For development and debugging, the SciAgentBench tasks include L1 subsets that run on shorter tool chains — a reasonable starting point before scaling to full L2/L3 evaluation.

FAQ

Q: Is SciAgentGYM only relevant for actual science applications?

No. The benchmark is a proxy for any workflow where tool calls have strict dependency ordering and intermediate outputs are consumed by downstream steps. Financial modeling pipelines, data engineering workflows, and complex DevOps automation all exhibit the same structural challenge that makes L3 science tasks hard.

Q: How does SciForge compare to standard instruction fine-tuning?

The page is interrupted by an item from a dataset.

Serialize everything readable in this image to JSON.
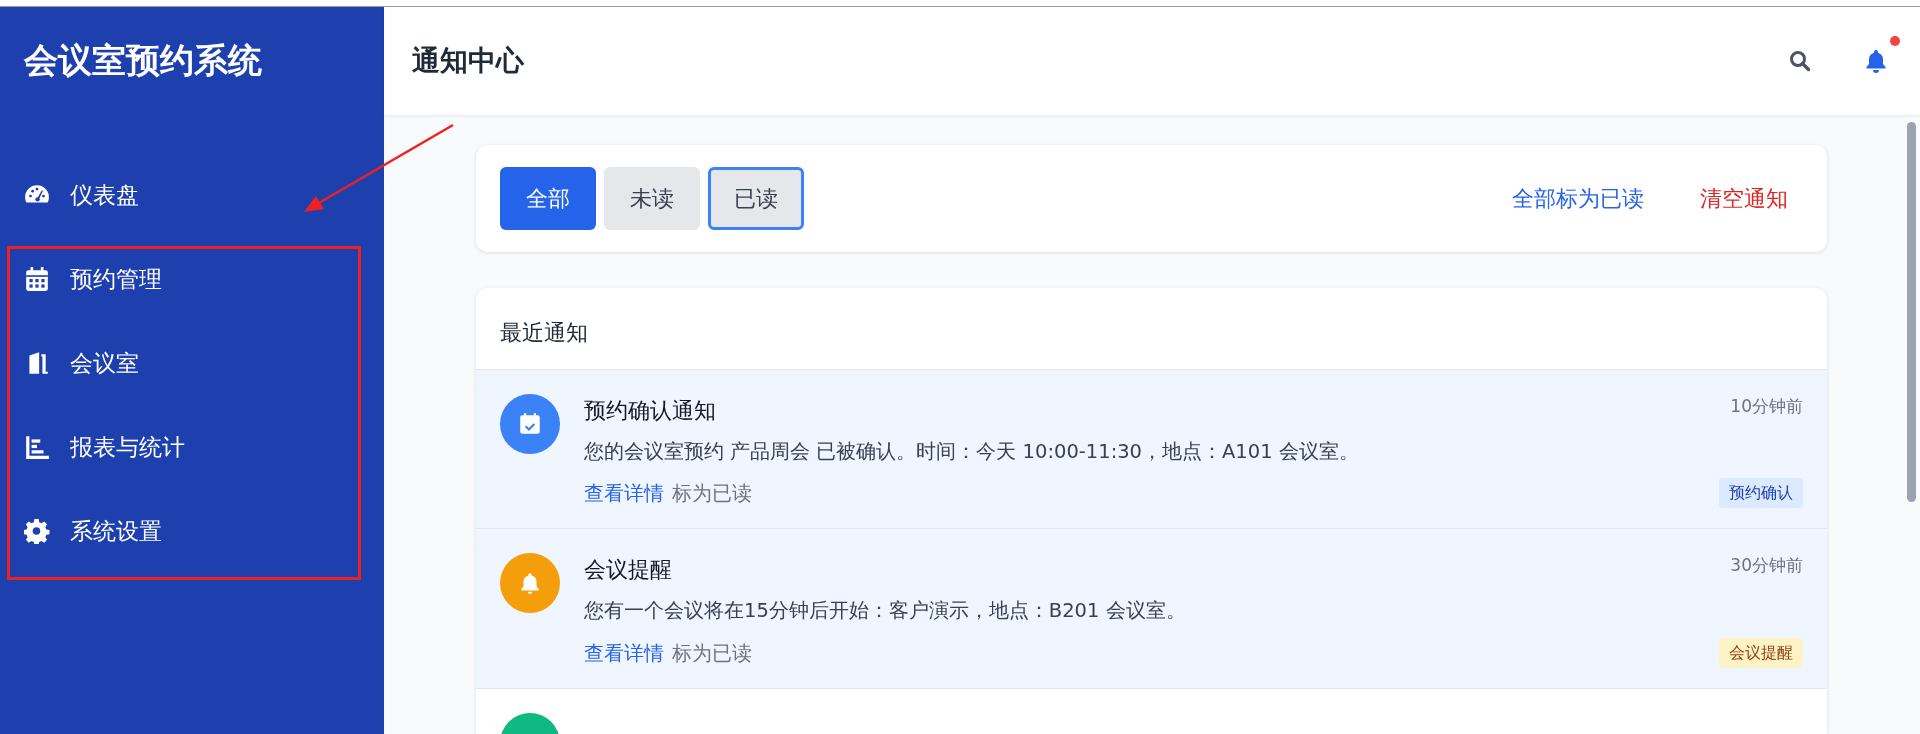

Standard instruction fine-tuning teaches a model "here's a task, here's the output." SciForge fine-tuning teaches a model "here's the tool dependency graph, here's how trajectories should flow through it." The dependency-aware approach produces significantly better performance on long-horizon tasks because the model learns causal ordering, not just output format.

Q: Which model performed best overall on SciAgentBench?

The paper evaluated GPT-5, Claude-Sonnet-4.5, DeepSeek-R1, and Qwen3-235B. Among frontier models, GPT-5 achieved a 60.6% success rate on L1 tasks — but even that best-in-class performance fell to 30.9% on L3. SciAgent-8B (fine-tuned via SciForge) showed notably better long-horizon resilience than the frontier models in the paper's comparisons.

Q: Can I add my own tools to the environment?

Yes. SciAgentGYM's design allows domain-specific tool registration. The evaluation infrastructure routes tool calls through a standardized interface, so new tools that follow the input/output schema can be added without modifying the core framework.

Q: Is 259 tasks enough to be statistically meaningful?

For tool-use benchmarks that require closed-loop execution, 259 tasks is actually substantial — each task requires multiple execution steps and domain-expert validation. SWE-bench Verified (the gold standard for coding agents) has 500 tasks; SciAgentBench's 259 tasks with 1,134 sub-questions provide granular scoring at the sub-question level that single-outcome benchmarks don't.

Key Takeaways

• SciAgentGYM (arXiv:2602.12984) is the first benchmark to evaluate LLMs on multi-step scientific tool-use through closed-loop interaction, using 1,780 real domain-specific tools across Physics, Chemistry, Materials Science, and Life Sciences.
• Even GPT-5 drops from 60.6% on simple tasks (L1) to 30.9% on long-horizon tasks (L3) — a degradation pattern shared by all tested frontier models.
• Tool use benefits Chemistry (+7.0%) and Life Sciences (+8.4%) more than Physics (+2.5%), reflecting where parametric knowledge falls short.
• SciForge — a dependency-graph-based data synthesis method — enables an 8B fine-tuned model (SciAgent-8B) to outperform the 235B Qwen3-VL-235B-Instruct, with +6.7% improvement and cross-domain transfer.
• For developers: measure tool-call success at each intermediate step, not just end-task outcomes; fine-tuning on dependency-structured trajectories is an underused lever for scientific agents.

The benchmark and environment are open at github.com/CMarsRover/SciAgentGYM. If your agent needs to navigate a real scientific tool chain, this is the evaluation suite to run it against before claiming production readiness.